Property developers moving in, huge sums of money changing hands, wealthy youth theatre in talks with investment managers - it's an all-too-rare story of Eighties entrepreneurship meeting Sixties idealism. But it is happening to the Scottish Youth Theatre, which found its home in Buchanan Street, Glasgow suddenly the hottest ticket in town, as the tide of commercial development rolled up to its doors.

When the Royal Scottish Academy of Music and Drama left the Old Athenaeum in 1987, the building stood empty and unwanted for two years. The theatre was sold in 1989 to the SYT who were happy to pay the mortgage, because the "Old Ath" gave them their first home after 13 years of rented accommodation.

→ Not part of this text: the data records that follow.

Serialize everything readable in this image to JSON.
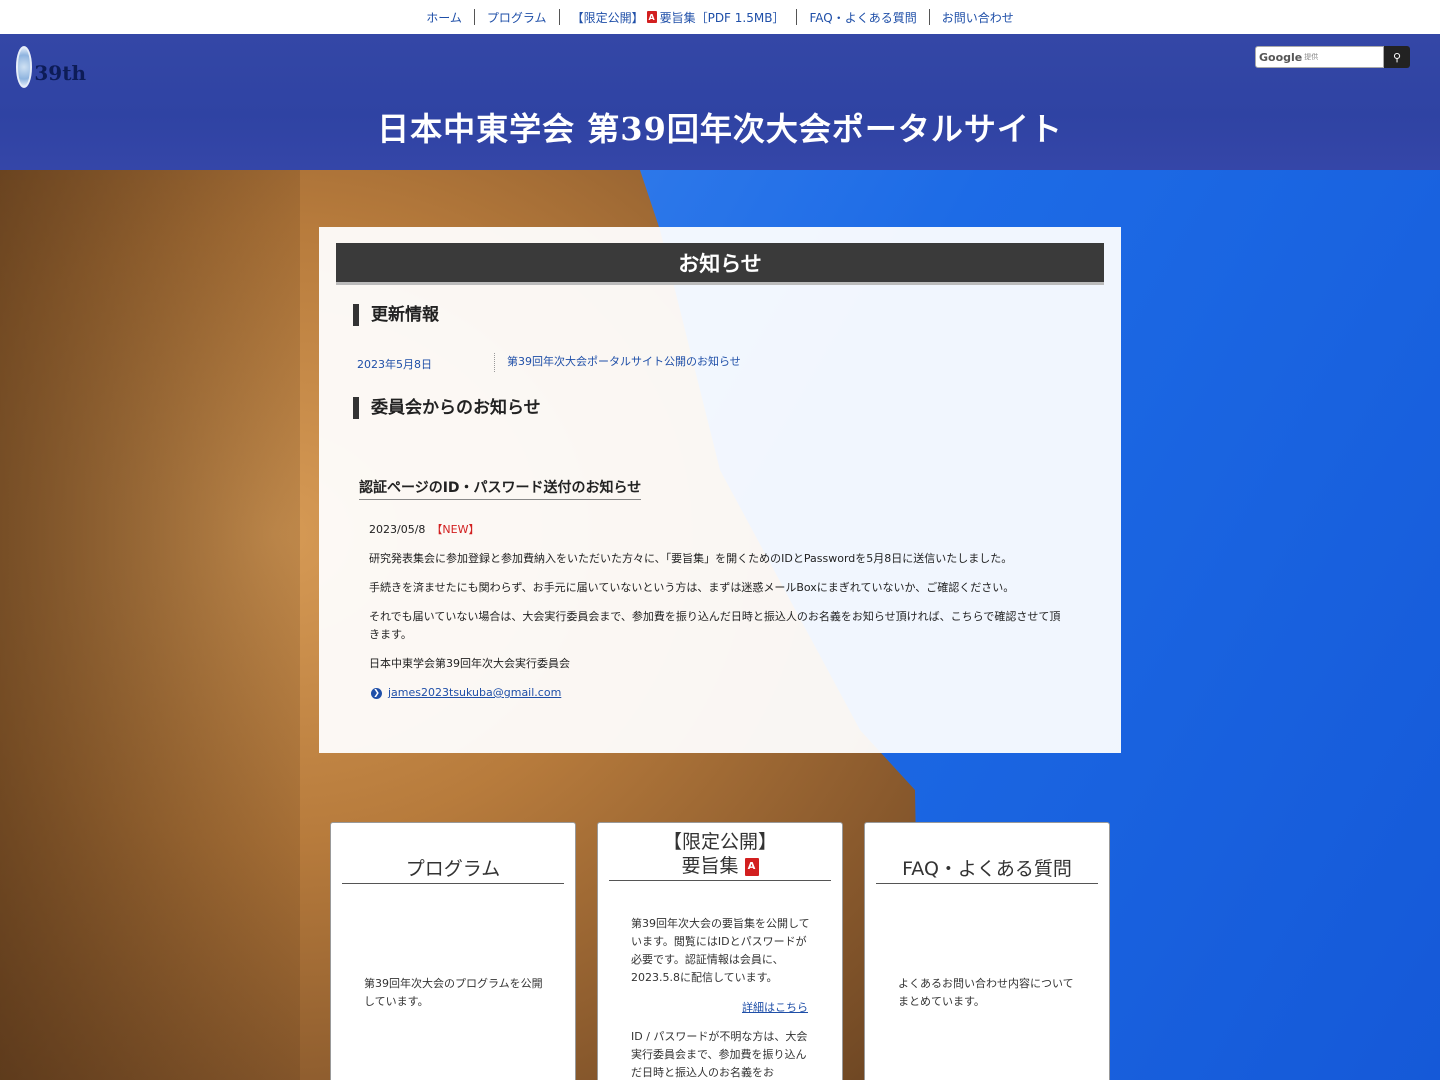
{
  "topnav": {
    "items": [
      {
        "label": "ホーム"
      },
      {
        "label": "プログラム"
      },
      {
        "label_pre": "【限定公開】",
        "label_post": "要旨集［PDF 1.5MB］"
      },
      {
        "label": "FAQ・よくある質問"
      },
      {
        "label": "お問い合わせ"
      }
    ]
  },
  "header": {
    "logo_text": "39th",
    "title": "日本中東学会  第39回年次大会ポータルサイト",
    "search_google": "Google",
    "search_provider": "提供"
  },
  "panel": {
    "title": "お知らせ",
    "updates_heading": "更新情報",
    "news": [
      {
        "date": "2023年5月8日",
        "text": "第39回年次大会ポータルサイト公開のお知らせ"
      }
    ],
    "committee_heading": "委員会からのお知らせ",
    "notice": {
      "title": "認証ページのID・パスワード送付のお知らせ",
      "date": "2023/05/8",
      "badge": "【NEW】",
      "p1": "研究発表集会に参加登録と参加費納入をいただいた方々に、「要旨集」を開くためのIDとPasswordを5月8日に送信いたしました。",
      "p2": "手続きを済ませたにも関わらず、お手元に届いていないという方は、まずは迷惑メールBoxにまぎれていないか、ご確認ください。",
      "p3": "それでも届いていない場合は、大会実行委員会まで、参加費を振り込んだ日時と振込人のお名義をお知らせ頂ければ、こちらで確認させて頂きます。",
      "signature": "日本中東学会第39回年次大会実行委員会",
      "email": "james2023tsukuba@gmail.com"
    }
  },
  "cards": {
    "program": {
      "title": "プログラム",
      "text": "第39回年次大会のプログラムを公開しています。"
    },
    "abstracts": {
      "title_line1": "【限定公開】",
      "title_line2": "要旨集",
      "text": "第39回年次大会の要旨集を公開しています。閲覧にはIDとパスワードが必要です。認証情報は会員に、2023.5.8に配信しています。",
      "more": "詳細はこちら",
      "text2": "ID / パスワードが不明な方は、大会実行委員会まで、参加費を振り込んだ日時と振込人のお名義をお"
    },
    "faq": {
      "title": "FAQ・よくある質問",
      "text": "よくあるお問い合わせ内容についてまとめています。"
    }
  },
  "colors": {
    "header_blue": "#2f43a3",
    "link_blue": "#1f4fa8",
    "new_red": "#d21f1f",
    "panel_title_bg": "#3a3a3a"
  },
  "icons": [
    "pdf-icon",
    "search-icon",
    "arrow-circle-icon"
  ]
}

It was the only home they knew, and when the phone calls started with undreamt of offers, they were at first hesitant.

"Then we realised the building was our greatest asset," says a SYT spokesperson, "and they were making us offers we couldn't refuse."

The SYT's run of Hamlet ends tomorrow night (Saturday), and the company has a week to pack up and move to its temporary home in Mitchell Street. "Business as usual" will be the sign on the door, with classes being held in the RSAMD and Renfield St Stephen's, and the summer festival at the Citizen's.

Thanks to the new money, there will be more staff, including an education officer to develop curriculum-based work in school. Meanwhile, they are listening to investment managers about what to do with their windfall, this once-in-a-lifetime chance to secure the company's future.